PDA

View Full Version : Last Night's Down Time



Rick
June 1st, 2011, 5:35 PM
I just wanted to let you all know that the down time last night was due to an important upgrade that was necessary out of security concerns in the last version.

That's why we decided to initiate the password expiration and the password "Strikes" system. It is to prevent a brut force attack on your password. Probably a bit of overkill, but better safe than sorry. The expiration is set at six months, but I suggest that everyone change their passwords now, even if the software didn't force you to do it when you logged on today.

Most of you know that I don't like taking the board down for maintenance during busy times, especially during the week, but felt it was necessary to do so last night.

It went well, absolutely no problems and the longest down time occurred while I was backing up the database.

Thanks to the user who tipped me off to the issue. :thumbsup

Spartan
June 1st, 2011, 5:47 PM
Well... that's a relief. I was thinking that CTT had crashed. Then, when I tried to log on today it asked me for a new password and then would not accept it... blocking me out for 15min. Then I thought OK they figured out a sneaky way to get me off the forum and keep me off... Paranoia sucks!

Gramps
June 1st, 2011, 6:02 PM
Well... that's a relief. I was thinking that CTT had crashed. Then, when I tried to log on today it asked me for a new password and then would not accept it... blocking me out for 15min. Then I thought OK they figured out a sneaky way to get me off the forum and keep me off... Paranoia sucks!

Same thing happened to me. I changed my password and was allowed to log in to CTT, but when I clicked the New Posts link, it asked for my password again. Wouldn't accept my new password. Wouldn't accept my old password. Blocked me out out for 15 minutes.

Rick
June 1st, 2011, 6:29 PM
You might need to clear your cookies if that keeps happening. It seems to be a sporatic problem whenever I upgrade. I'll check the settings on this end too.

xzochye
June 1st, 2011, 8:50 PM
It did the same thing to me.

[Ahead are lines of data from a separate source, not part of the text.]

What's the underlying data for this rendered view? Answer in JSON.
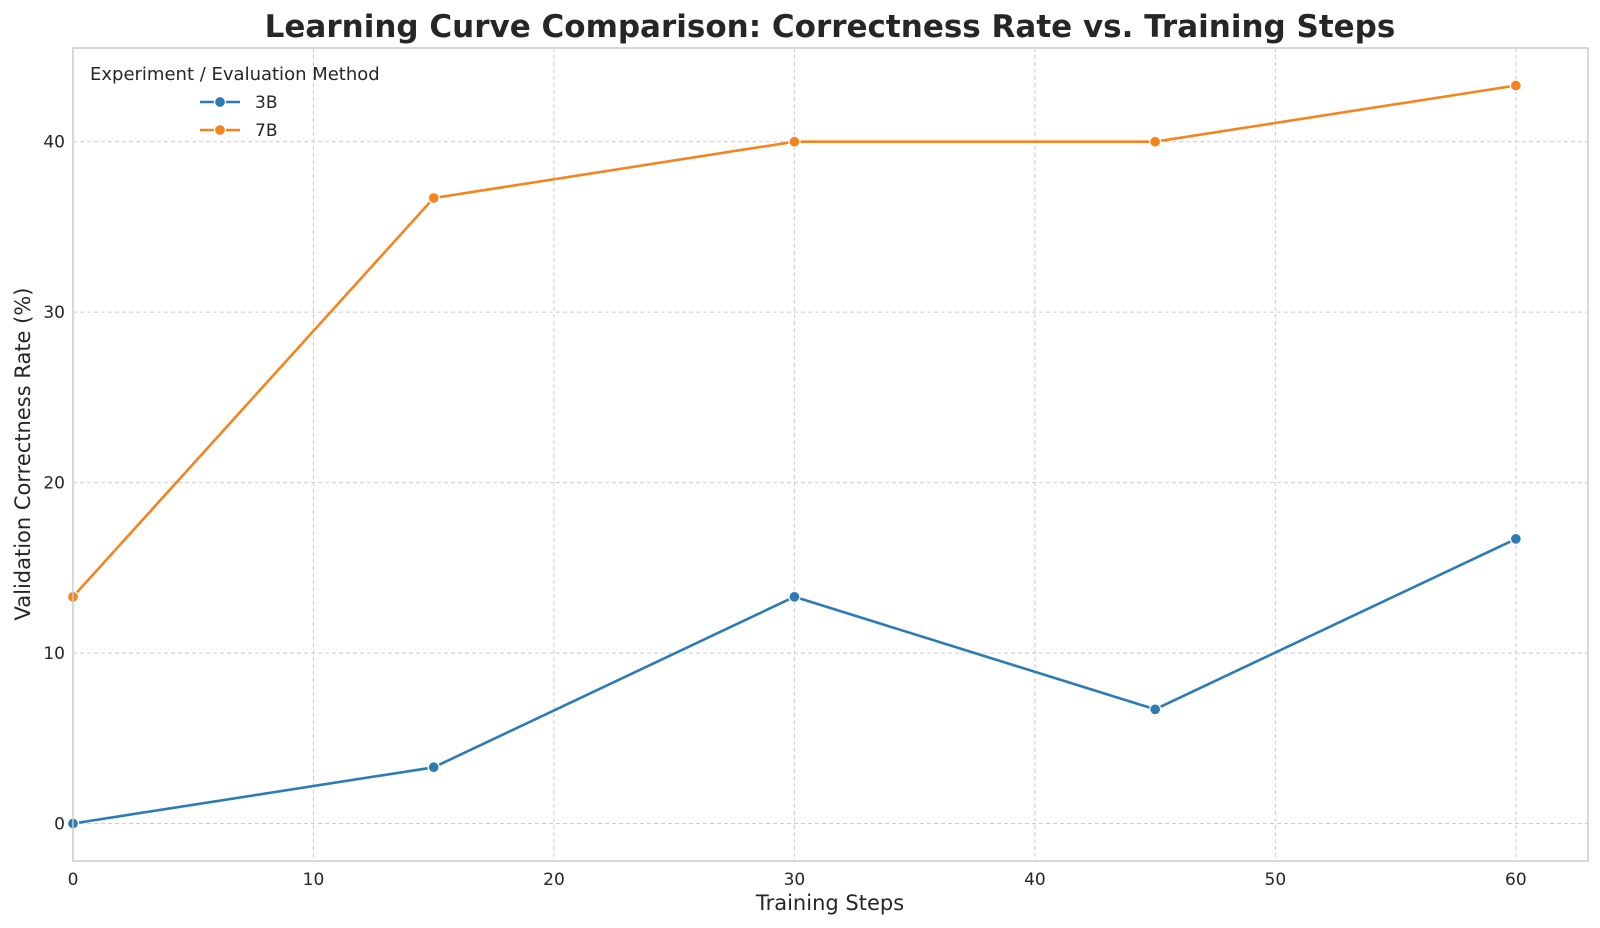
{
  "chart_data": {
    "type": "line",
    "title": "Learning Curve Comparison: Correctness Rate vs. Training Steps",
    "xlabel": "Training Steps",
    "ylabel": "Validation Correctness Rate (%)",
    "xlim": [
      0,
      63
    ],
    "ylim": [
      -2.2,
      45.5
    ],
    "xticks": [
      0,
      10,
      20,
      30,
      40,
      50,
      60
    ],
    "yticks": [
      0,
      10,
      20,
      30,
      40
    ],
    "grid": true,
    "legend": {
      "title": "Experiment / Evaluation Method",
      "placement": "top-left"
    },
    "series": [
      {
        "name": "3B",
        "color": "#2c7bb6",
        "x": [
          0,
          15,
          30,
          45,
          60
        ],
        "y": [
          0.0,
          3.3,
          13.3,
          6.7,
          16.7
        ]
      },
      {
        "name": "7B",
        "color": "#f5841f",
        "x": [
          0,
          15,
          30,
          45,
          60
        ],
        "y": [
          13.3,
          36.7,
          40.0,
          40.0,
          43.3
        ]
      }
    ]
  }
}
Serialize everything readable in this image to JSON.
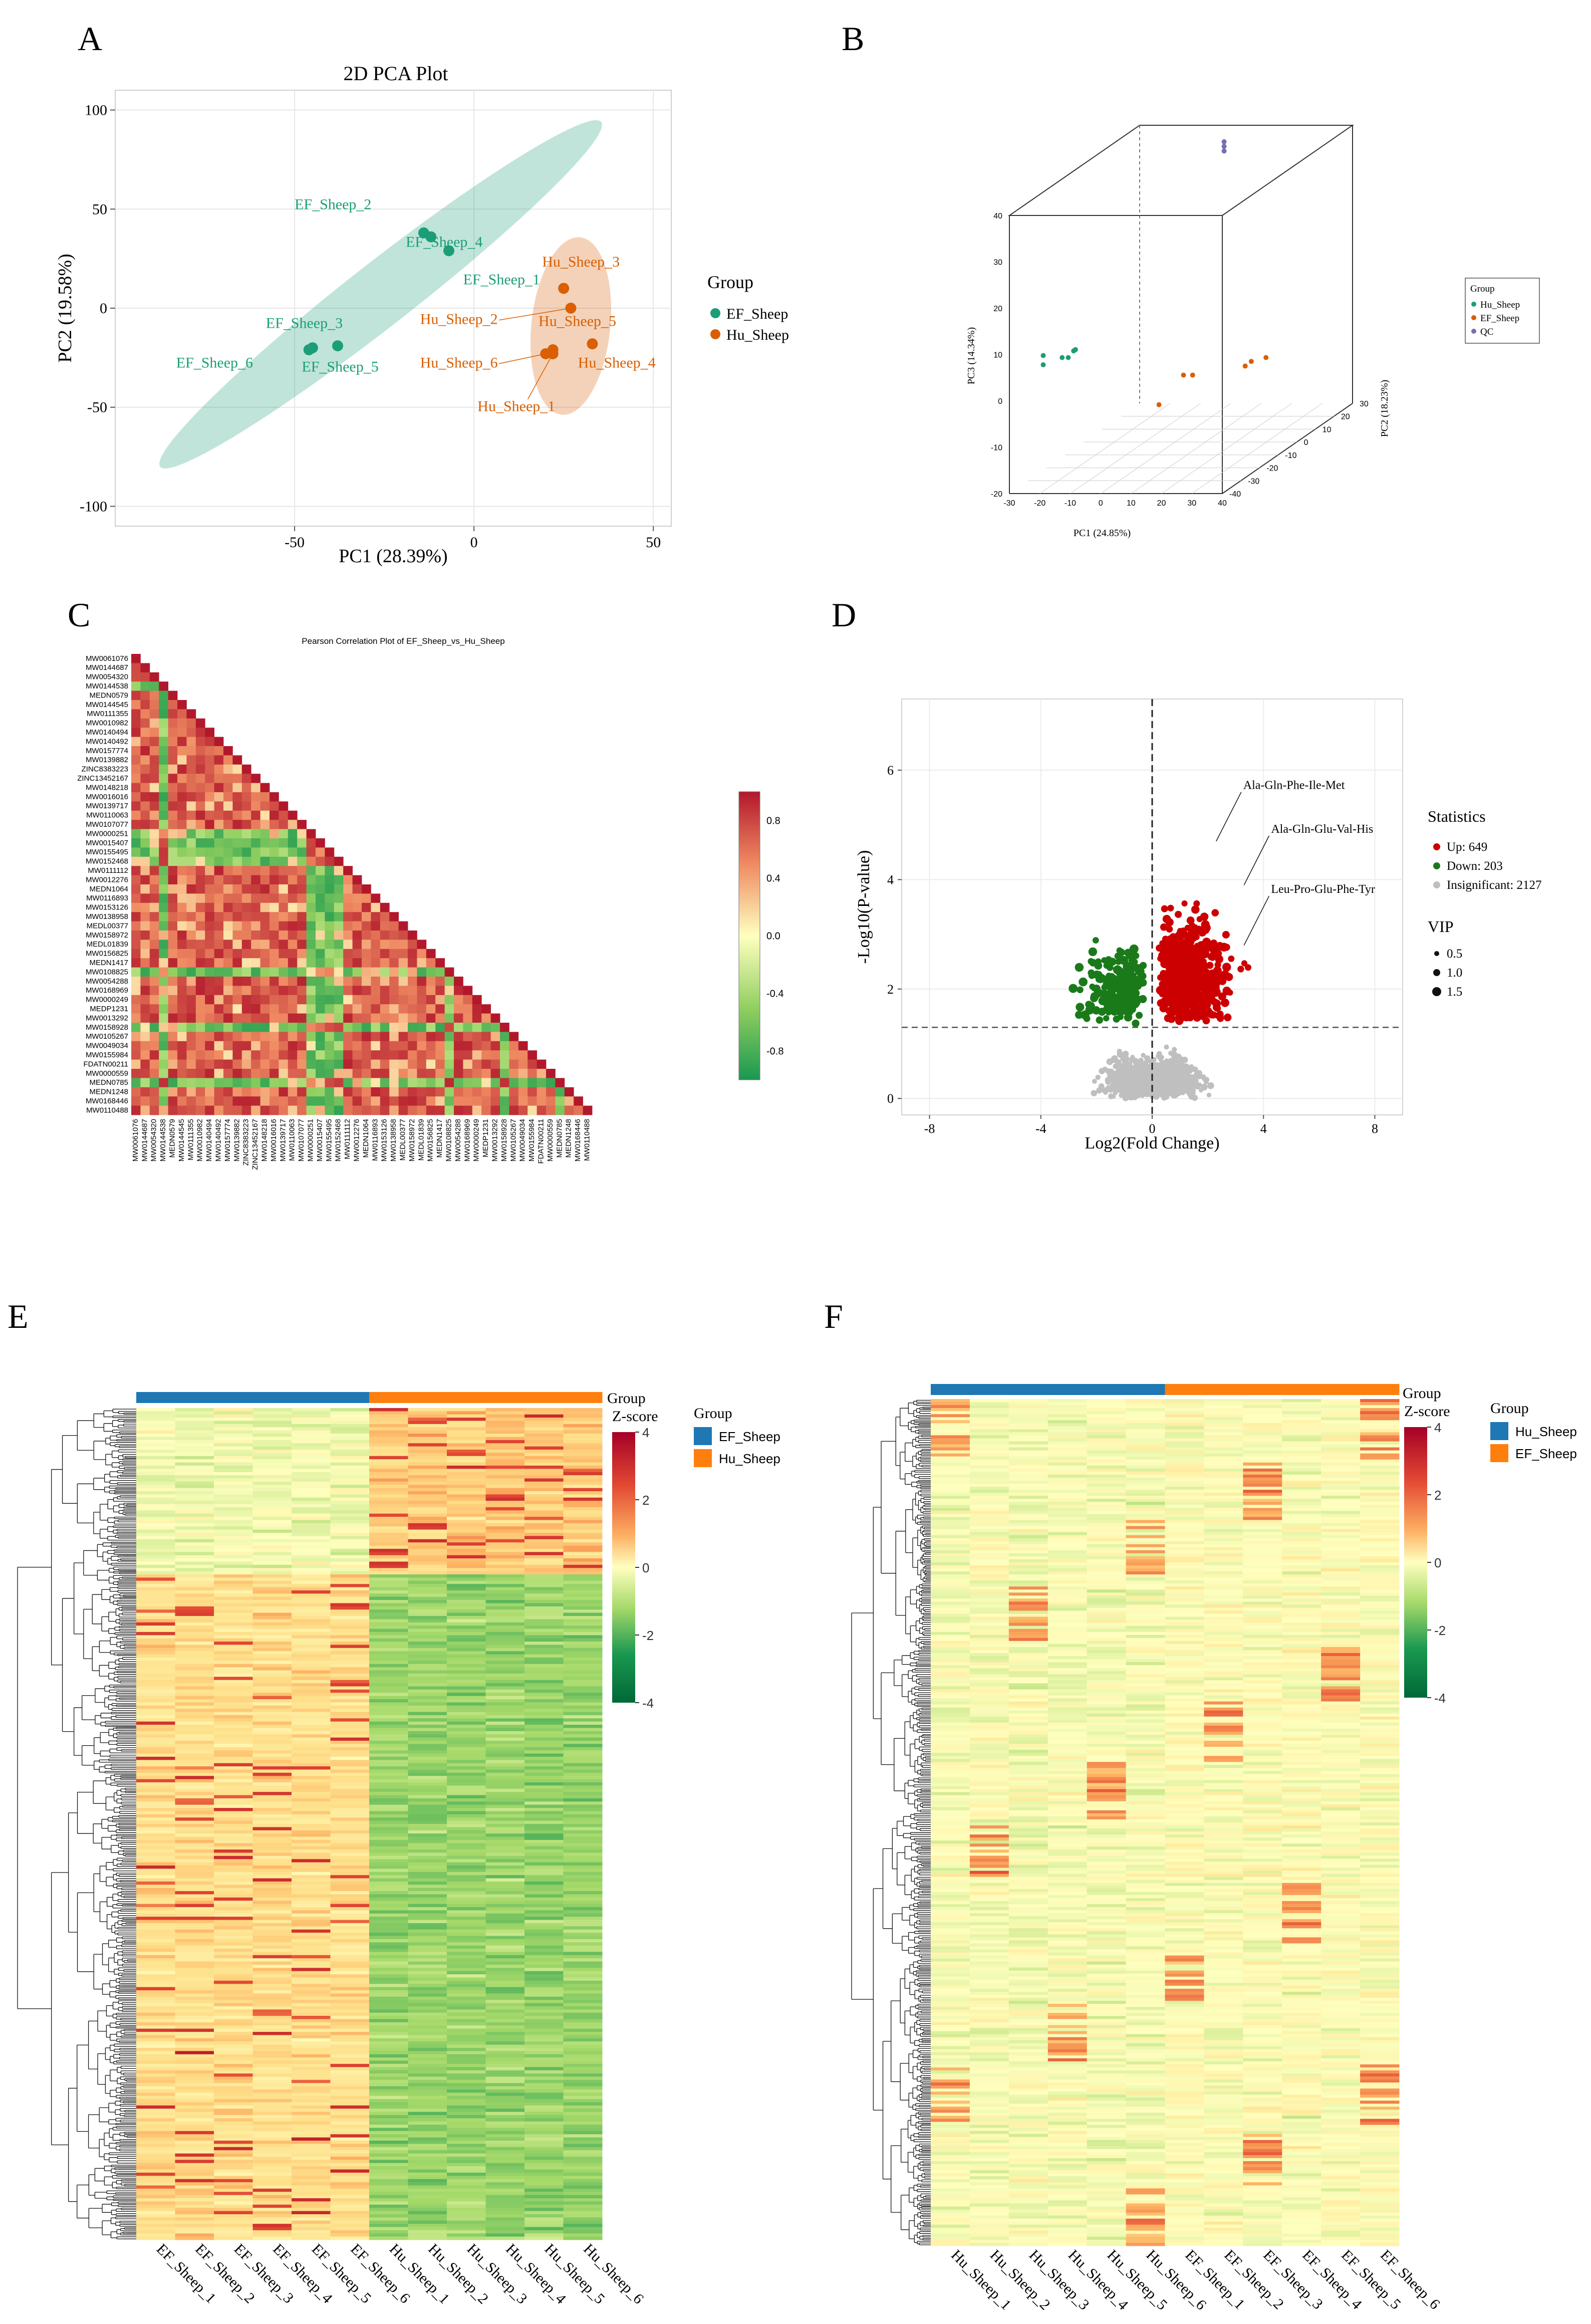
{
  "colors": {
    "ef_green": "#1b9e77",
    "hu_orange": "#d95f02",
    "qc_purple": "#7570b3",
    "up_red": "#cc0000",
    "down_green": "#1a7a1a",
    "insig_grey": "#bfbfbf",
    "hm_blue": "#1f77b4",
    "hm_orange": "#ff7f0e"
  },
  "chart_data": [
    {
      "panel": "A",
      "type": "scatter",
      "title": "2D PCA Plot",
      "xlabel": "PC1 (28.39%)",
      "ylabel": "PC2 (19.58%)",
      "xlim": [
        -100,
        55
      ],
      "ylim": [
        -110,
        110
      ],
      "xticks": [
        -50,
        0,
        50
      ],
      "yticks": [
        -100,
        -50,
        0,
        50,
        100
      ],
      "legend_title": "Group",
      "series": [
        {
          "name": "EF_Sheep",
          "points": [
            {
              "label": "EF_Sheep_2",
              "x": -14,
              "y": 38
            },
            {
              "label": "EF_Sheep_4",
              "x": -7,
              "y": 29
            },
            {
              "label": "EF_Sheep_1",
              "x": -12,
              "y": 36
            },
            {
              "label": "EF_Sheep_3",
              "x": -45,
              "y": -20
            },
            {
              "label": "EF_Sheep_6",
              "x": -46,
              "y": -21
            },
            {
              "label": "EF_Sheep_5",
              "x": -38,
              "y": -19
            }
          ]
        },
        {
          "name": "Hu_Sheep",
          "points": [
            {
              "label": "Hu_Sheep_3",
              "x": 25,
              "y": 10
            },
            {
              "label": "Hu_Sheep_2",
              "x": 27,
              "y": 0
            },
            {
              "label": "Hu_Sheep_5",
              "x": 22,
              "y": -21
            },
            {
              "label": "Hu_Sheep_6",
              "x": 20,
              "y": -23
            },
            {
              "label": "Hu_Sheep_4",
              "x": 33,
              "y": -18
            },
            {
              "label": "Hu_Sheep_1",
              "x": 22,
              "y": -23
            }
          ]
        }
      ]
    },
    {
      "panel": "B",
      "type": "scatter",
      "title": "",
      "xlabel": "PC1 (24.85%)",
      "ylabel": "PC2 (18.23%)",
      "zlabel": "PC3 (14.34%)",
      "xticks": [
        -30,
        -20,
        -10,
        0,
        10,
        20,
        30,
        40
      ],
      "yticks": [
        -40,
        -30,
        -20,
        -10,
        0,
        10,
        20,
        30
      ],
      "zticks": [
        -20,
        -10,
        0,
        10,
        20,
        30,
        40
      ],
      "legend_title": "Group",
      "series": [
        {
          "name": "Hu_Sheep",
          "points": [
            [
              -25,
              -30,
              5
            ],
            [
              -25,
              -30,
              7
            ],
            [
              -20,
              -28,
              6
            ],
            [
              -18,
              -28,
              6
            ],
            [
              -15,
              -30,
              8
            ],
            [
              -15,
              -29,
              8
            ]
          ]
        },
        {
          "name": "EF_Sheep",
          "points": [
            [
              20,
              5,
              -5
            ],
            [
              22,
              5,
              -4
            ],
            [
              25,
              8,
              -4
            ],
            [
              15,
              -20,
              0
            ],
            [
              18,
              -20,
              0
            ],
            [
              10,
              -25,
              -5
            ]
          ]
        },
        {
          "name": "QC",
          "points": [
            [
              10,
              10,
              40
            ],
            [
              10,
              10,
              41
            ],
            [
              10,
              10,
              42
            ]
          ]
        }
      ]
    },
    {
      "panel": "C",
      "type": "heatmap",
      "title": "Pearson Correlation Plot of EF_Sheep_vs_Hu_Sheep",
      "labels": [
        "MW0061076",
        "MW0144687",
        "MW0054320",
        "MW0144538",
        "MEDN0579",
        "MW0144545",
        "MW0111355",
        "MW0010982",
        "MW0140494",
        "MW0140492",
        "MW0157774",
        "MW0139882",
        "ZINC8383223",
        "ZINC13452167",
        "MW0148218",
        "MW0016016",
        "MW0139717",
        "MW0110063",
        "MW0107077",
        "MW0000251",
        "MW0015407",
        "MW0155495",
        "MW0152468",
        "MW0111112",
        "MW0012276",
        "MEDN1064",
        "MW0116893",
        "MW0153126",
        "MW0138958",
        "MEDL00377",
        "MW0158972",
        "MEDL01839",
        "MW0156825",
        "MEDN1417",
        "MW0108825",
        "MW0054288",
        "MW0168969",
        "MW0000249",
        "MEDP1231",
        "MW0013292",
        "MW0158928",
        "MW0105267",
        "MW0049034",
        "MW0155984",
        "FDATN00211",
        "MW0000559",
        "MEDN0785",
        "MEDN1248",
        "MW0168446",
        "MW0110488"
      ],
      "colorbar_ticks": [
        "0.8",
        "0.4",
        "0.0",
        "-0.4",
        "-0.8"
      ],
      "value_range": [
        -1,
        1
      ]
    },
    {
      "panel": "D",
      "type": "scatter",
      "title": "",
      "xlabel": "Log2(Fold Change)",
      "ylabel": "-Log10(P-value)",
      "xlim": [
        -9,
        9
      ],
      "ylim": [
        -0.3,
        7.3
      ],
      "xticks": [
        -8,
        -4,
        0,
        4,
        8
      ],
      "yticks": [
        0,
        2,
        4,
        6
      ],
      "threshold_y": 1.3,
      "threshold_x": 0,
      "legend_title": "Statistics",
      "legend_items": [
        "Up: 649",
        "Down: 203",
        "Insignificant: 2127"
      ],
      "vip_title": "VIP",
      "vip_items": [
        "0.5",
        "1.0",
        "1.5"
      ],
      "counts": {
        "up": 649,
        "down": 203,
        "insignificant": 2127
      },
      "annotations": [
        {
          "text": "Ala-Gln-Phe-Ile-Met",
          "x": 2.3,
          "y": 4.7
        },
        {
          "text": "Ala-Gln-Glu-Val-His",
          "x": 3.3,
          "y": 3.9
        },
        {
          "text": "Leu-Pro-Glu-Phe-Tyr",
          "x": 3.3,
          "y": 2.8
        }
      ]
    },
    {
      "panel": "E",
      "type": "heatmap",
      "samples": [
        "EF_Sheep_1",
        "EF_Sheep_2",
        "EF_Sheep_3",
        "EF_Sheep_4",
        "EF_Sheep_5",
        "EF_Sheep_6",
        "Hu_Sheep_1",
        "Hu_Sheep_2",
        "Hu_Sheep_3",
        "Hu_Sheep_4",
        "Hu_Sheep_5",
        "Hu_Sheep_6"
      ],
      "groups": [
        "EF_Sheep",
        "EF_Sheep",
        "EF_Sheep",
        "EF_Sheep",
        "EF_Sheep",
        "EF_Sheep",
        "Hu_Sheep",
        "Hu_Sheep",
        "Hu_Sheep",
        "Hu_Sheep",
        "Hu_Sheep",
        "Hu_Sheep"
      ],
      "legend_title": "Group",
      "legend_items": [
        "EF_Sheep",
        "Hu_Sheep"
      ],
      "colorbar_title": "Z-score",
      "colorbar_ticks": [
        "4",
        "2",
        "0",
        "-2",
        "-4"
      ],
      "zlim": [
        -4,
        4
      ]
    },
    {
      "panel": "F",
      "type": "heatmap",
      "samples": [
        "Hu_Sheep_1",
        "Hu_Sheep_2",
        "Hu_Sheep_3",
        "Hu_Sheep_4",
        "Hu_Sheep_5",
        "Hu_Sheep_6",
        "EF_Sheep_1",
        "EF_Sheep_2",
        "EF_Sheep_3",
        "EF_Sheep_4",
        "EF_Sheep_5",
        "EF_Sheep_6"
      ],
      "groups": [
        "Hu_Sheep",
        "Hu_Sheep",
        "Hu_Sheep",
        "Hu_Sheep",
        "Hu_Sheep",
        "Hu_Sheep",
        "EF_Sheep",
        "EF_Sheep",
        "EF_Sheep",
        "EF_Sheep",
        "EF_Sheep",
        "EF_Sheep"
      ],
      "legend_title": "Group",
      "legend_items": [
        "Hu_Sheep",
        "EF_Sheep"
      ],
      "colorbar_title": "Z-score",
      "colorbar_ticks": [
        "4",
        "2",
        "0",
        "-2",
        "-4"
      ],
      "zlim": [
        -4,
        4
      ]
    }
  ],
  "panels": {
    "a": {
      "letter": "A",
      "title": "2D PCA Plot",
      "legend_title": "Group",
      "legend_ef": "EF_Sheep",
      "legend_hu": "Hu_Sheep",
      "xlabel": "PC1 (28.39%)",
      "ylabel": "PC2 (19.58%)"
    },
    "b": {
      "letter": "B",
      "legend_title": "Group",
      "legend_hu": "Hu_Sheep",
      "legend_ef": "EF_Sheep",
      "legend_qc": "QC",
      "xlabel": "PC1 (24.85%)",
      "ylabel": "PC2 (18.23%)",
      "zlabel": "PC3 (14.34%)"
    },
    "c": {
      "letter": "C",
      "title": "Pearson Correlation Plot of EF_Sheep_vs_Hu_Sheep"
    },
    "d": {
      "letter": "D",
      "legend_title": "Statistics",
      "legend_up": "Up: 649",
      "legend_down": "Down: 203",
      "legend_insig": "Insignificant: 2127",
      "vip_title": "VIP",
      "vip_1": "0.5",
      "vip_2": "1.0",
      "vip_3": "1.5",
      "xlabel": "Log2(Fold Change)",
      "ylabel": "-Log10(P-value)",
      "annot_1": "Ala-Gln-Phe-Ile-Met",
      "annot_2": "Ala-Gln-Glu-Val-His",
      "annot_3": "Leu-Pro-Glu-Phe-Tyr"
    },
    "e": {
      "letter": "E",
      "group_label": "Group",
      "zscore_label": "Z-score",
      "legend_title": "Group",
      "legend_1": "EF_Sheep",
      "legend_2": "Hu_Sheep"
    },
    "f": {
      "letter": "F",
      "group_label": "Group",
      "zscore_label": "Z-score",
      "legend_title": "Group",
      "legend_1": "Hu_Sheep",
      "legend_2": "EF_Sheep"
    }
  }
}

I was panicked when I couldn't even send Rick and Scarlett a pm!

Scarlett
June 1st, 2011, 8:55 PM
I got several panic text messages. Lol.

Brian McCall
June 1st, 2011, 9:47 PM
I heard the distant sound of sky cracking and beginning to fall. I just finished writing a post and was afraid it would be lost.

Scarlett
June 1st, 2011, 9:49 PM
THAT would have been simply tragic.

THEMEANOGRE
June 1st, 2011, 9:53 PM
I had no problems. I did have to change my password. But when I did, it was accepted right away.

Texas Immigrant
June 1st, 2011, 10:20 PM
Good thing you didn't do this on the day the world was supposed to end!!

Rick
June 1st, 2011, 10:44 PM
I couldn't, I was out maxing out my credit cards...darnit!

Brian McCall
June 2nd, 2011, 6:25 AM
THAT would have been simply tragic.

Yeah I know, right?

Fortunately I was able to submit it the next morning, and the world was saved from yet another senseless tragedy.

Mestral
June 2nd, 2011, 4:26 PM
I take it the rule here will be 3 strikes and 15 minutes?

I set my personal system up for 5 stikes and 5 minutes. I figure if I can slow the attack to less than one per minute, even a moderately good password will hold up, but with a public system, you would need something better (like 3 and 15) since you don't know how good the users passwords are. (would your logs show if there were something like 2880 failed attempts on some account?)

Rick
June 2nd, 2011, 5:11 PM
It's 5 strikes, 15 minutes. That's not changeable, I can only turn the strikes system on and off. And no, the logs don't show that. There might be a modification for that, but I haven't seen it.

Mestral
June 2nd, 2011, 5:23 PM
Well, at 5 and 15, an attack might succeed if it went on for several days. I think that is how they took down my former hang out. We had made enemies of Islamists, and a couple other classes of degenerates. I think they eventually hacked the database administrator's password, since they deleted his programs and scripts. Our real downfall was the board owner had backups of all the data, but not the program scripts. In addition, they launched a distributed denial of service attack that went on for a couple of weeks. But what really did us in was the fact that the board owner could not rebuild the board software in a reasonable amount of time, and alas, life went on without it.